Lahirnya buku Tempo Doeloe: Antologi Sastra Pra-Indonesia karya Pramoedya Ananta Toer pada 1982 (dan direvisi pada 2003) memiliki dua arti penting. Pertama, ada pengakuan terhadap eksistensi sastra Indonesia yang menggunakan bahasa Melayu pasar (bukan bahasa Melayu Tinggi ala Balai Pustaka). Pramoedya pun telah berusaha menjalin kembali keterputusan sejarah sastra (kebudayaan) akibat pemikiran STA. Kedua, hasil penelusuran semacam itu juga memperlihatkan fenomena unik dalam sejarah sastra Indonesia bahwa politik etis kolonial Belanda (yang diskriminatif), menciptakan ketidakadilan bagi para “inlanders”. Faktanya, hanya masyarakat yang mengecap pendidikan “Barat” yang diakui dan memiliki akses berproduksi, termasuk di sastra. Seperti F.D.J. Pangemanann, pemimpin redaksi koran berbahasa Melayu, Djawa Tengah (1913-1938) dan Noto Soeroto, penulis Melati Knoppen (‘Kuntum-kuntum Melati’) di tahun 1915 dan Wayang-Liederan (‘Dendang Wayang’) di tahun 1931.
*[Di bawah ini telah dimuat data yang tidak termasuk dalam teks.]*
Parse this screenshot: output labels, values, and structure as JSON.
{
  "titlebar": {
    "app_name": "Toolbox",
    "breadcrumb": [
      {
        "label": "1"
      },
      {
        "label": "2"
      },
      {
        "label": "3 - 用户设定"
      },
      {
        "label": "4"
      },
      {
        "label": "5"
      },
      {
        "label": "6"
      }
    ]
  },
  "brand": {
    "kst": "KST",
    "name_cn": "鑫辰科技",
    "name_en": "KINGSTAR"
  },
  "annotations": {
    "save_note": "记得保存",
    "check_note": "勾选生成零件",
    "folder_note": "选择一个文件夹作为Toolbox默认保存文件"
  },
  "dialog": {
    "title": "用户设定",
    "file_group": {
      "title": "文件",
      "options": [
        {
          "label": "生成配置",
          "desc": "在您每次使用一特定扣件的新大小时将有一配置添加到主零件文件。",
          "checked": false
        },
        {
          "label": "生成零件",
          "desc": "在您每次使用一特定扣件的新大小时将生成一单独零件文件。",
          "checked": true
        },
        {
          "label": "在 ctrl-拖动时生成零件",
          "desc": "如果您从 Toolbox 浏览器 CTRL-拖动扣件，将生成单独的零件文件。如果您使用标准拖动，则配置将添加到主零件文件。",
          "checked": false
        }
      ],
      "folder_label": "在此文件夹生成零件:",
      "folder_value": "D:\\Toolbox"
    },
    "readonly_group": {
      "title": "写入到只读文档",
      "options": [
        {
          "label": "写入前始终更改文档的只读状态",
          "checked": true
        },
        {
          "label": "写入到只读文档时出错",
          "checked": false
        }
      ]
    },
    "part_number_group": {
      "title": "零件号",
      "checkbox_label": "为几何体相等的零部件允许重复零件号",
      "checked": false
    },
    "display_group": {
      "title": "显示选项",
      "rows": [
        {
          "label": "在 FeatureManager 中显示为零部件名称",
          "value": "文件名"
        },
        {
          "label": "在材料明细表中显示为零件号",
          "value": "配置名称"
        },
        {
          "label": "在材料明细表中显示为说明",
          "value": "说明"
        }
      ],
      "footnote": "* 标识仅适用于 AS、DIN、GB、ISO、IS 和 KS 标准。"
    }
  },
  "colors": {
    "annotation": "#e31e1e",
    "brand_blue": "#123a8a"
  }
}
Upaya-upaya yang dilakukan Ibnu Wahyudi, Taufiq Ismail, ataupun Pramoedya Ananta Toer, sejatinya, telah memberikan sumbangan besar bagi usaha meluruskan kembali sejarah sastra Indonesia yang mengalami keterputusan akibat gagasan pemikiran STA. Namun, menyitir penggalan puisi “Kerawang Bekasi” karya Chairil Anwar; “..perjuangan belum selesei, belum bisa memperhitungkan arti 4-5 ribu nyawa..”. Usaha untuk menemukan benang merah antara karya-karya sastra pada masa Hindhu-Budha, awal perkembangan Islam, hingga masuknya pemerintah kolonialis Belanda yang mengusung tradisi budaya barat di punggungnya; masih memerlukan perjuangan panjang.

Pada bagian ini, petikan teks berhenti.